Il a fallu un démenti fait par des personnes proches de l'organisation de la manif, ainsi qu'un autre émanant du Directeur de campagne du candidat victorieux à la présidentielle mais décrété "irrecevable" par le Conseil Constitutionnel pour que les foules reprennent le chemin du point de ralliement. Mauvaise idée, car à ce moment, la police et la gendarmerie avaient déjà eu la possibilité d'identifier certains, et de mettre sur pied une stratégie d'arrestation des plus isolés, les arrêter au fur et à mesure qu'ils revenaient au Rond-point Dakar, déterminés à faire la marche avec ou sans le député Nintcheu et son Etat-major.

LIRE AUSSI: Crise anglophone: un plan d’arrestation de Agbor Balla démantélé

Il y a un an jour pour jour, le 21 octobre 2017, une manifestation appelée par Jean-Michel Nintcheu pour manifester la solidarité des camerounais francophones à leurs compatriotes anglophones en proie à la répression de l'armée de Biya, avait subi le même traitement. Nintcheu avait été arrêté et assigné à résidence surveillée. Quatre mois plus tard, des groupes armés se créaient dans les régions anglophones pour répondre à la répression sanglante du régime par des actes de terrorisme. S'achemine-t-on vers un remake quand on sait que là où cesse le dialogue commence la guerre?

Dans la foulée, des journalistes ont été arrêtés au même titre que les manifestants et d'autres personnes que la police soupçonnait de faire partie des "fauteurs de troubles", mais qui n'avaient de cesse de protester de leur innocence, parfois preuve à l'appui. Cet autre impair a d'ailleurs donné lieu à un communiqué de Denis Kwebo, président du Syndicat National des Journalistes du Cameroun (SNJC) :

COMMUNIQUÉ

Les autorités camerounaises doivent libérer immédiatement et sans conditions Josiane Kouagheu ainsi que son chauffeur.

Journaliste travaillant pour Reuters et d'autres médias étrangers, elle a été interpellée ce dimanche 21 octobre en pleine couverture d'une marche programmée par le député Jean Michel Nitcheu.

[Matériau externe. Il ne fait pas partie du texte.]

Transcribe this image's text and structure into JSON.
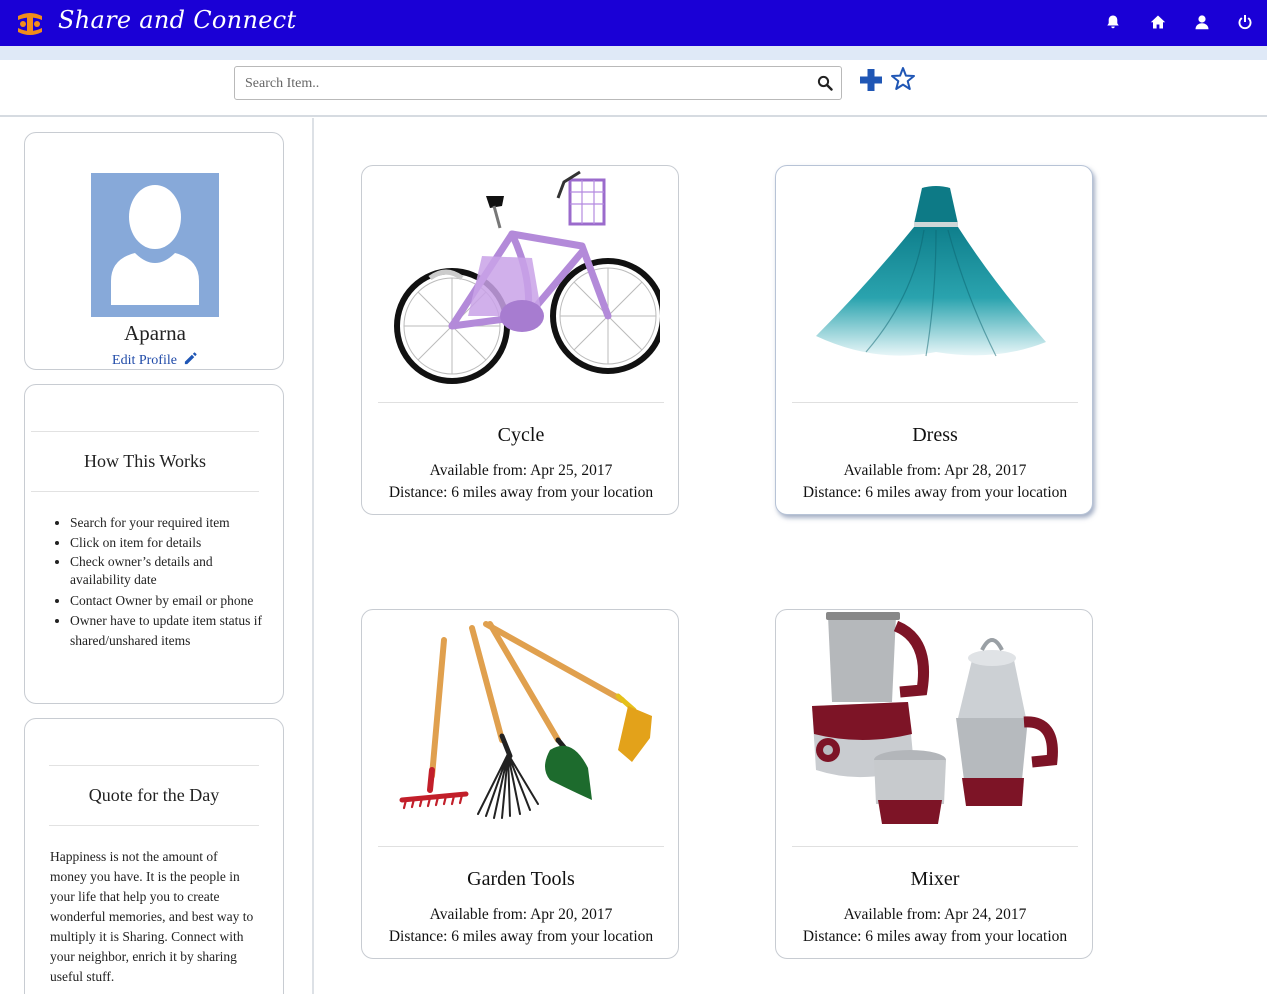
{
  "app": {
    "brand": "Share and Connect",
    "brand_color": "#1a00d6",
    "icons": [
      "bell-icon",
      "home-icon",
      "user-icon",
      "power-icon"
    ]
  },
  "search": {
    "placeholder": "Search Item..",
    "value": ""
  },
  "profile": {
    "name": "Aparna",
    "edit_label": "Edit Profile"
  },
  "how_it_works": {
    "title": "How This Works",
    "steps": [
      "Search for your required item",
      "Click on item for details",
      "Check owner’s details and availability date",
      "Contact Owner by email or phone",
      "Owner have to update item status if shared/unshared items"
    ]
  },
  "quote": {
    "title": "Quote for the Day",
    "text": "Happiness is not the amount of money you have. It is the people in your life that help you to create wonderful memories, and best way to multiply it is Sharing. Connect with your neighbor, enrich it by sharing useful stuff."
  },
  "items": [
    {
      "title": "Cycle",
      "available": "Available from: Apr 25, 2017",
      "distance": "Distance: 6 miles away from your location"
    },
    {
      "title": "Dress",
      "available": "Available from: Apr 28, 2017",
      "distance": "Distance: 6 miles away from your location"
    },
    {
      "title": "Garden Tools",
      "available": "Available from: Apr 20, 2017",
      "distance": "Distance: 6 miles away from your location"
    },
    {
      "title": "Mixer",
      "available": "Available from: Apr 24, 2017",
      "distance": "Distance: 6 miles away from your location"
    }
  ]
}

Le SNJC considère son interpellation comme un acte d'enlèvement et une volonté inutile de prendre des journalistes pour cibles faciles.

On ne peut cependant pas manquer de noter qu'au moment ou le voile du soir tombe sur cette journée que l'on annonçait torride, le but visé par l'initiateur de la manifestation aura été d'une certaine manière atteint : faute pour les populations de Douala de s'être déployées pour dire ce qu'elles pensent, l'armée et la police l'ont fait par leur déploiement et leur concentration aussi massifs qu'inhabituels sur les lieux, dénotant ainsi la grande peur panique qui s'est emparée du régime brinquebalant de Biya et de ses garde-chiourmes, qui ne peuvent plus s'appuyer que sur les béquilles de la brutalité sauvage et du musèlement barbare –au nom des lois de la république- d'une population qui leur aurait renouvelée sa confiance à plus de 71%, mais qui est descendue massivement dans la rue publique pour lui signifier clairement sa défiance, avant d'en être chassée par une milice –appelée "forces de l'ordre" dont il ne serait pas excessif de dire que les éléments ont le cerveaux complètement lavés à blanc.

LIRE AUSSI: Climat post-électoral: lettre ouverte à Chantal et Paul Biya

Comme pour dire que malgré le caractère pacifiste des Camerounais qui pensent pouvoir venir à bout de la dictature sans utiliser la violence, contrairement à celle-ci qui est armée jusqu'aux dents et est prête à faire face (ou feu) à toute éventualité, la peur a définitivement changé de camp ! N'en déplaise à ceux qui feignent d'ignorer qu'il n'y a rien d'aussi permanent que le changement.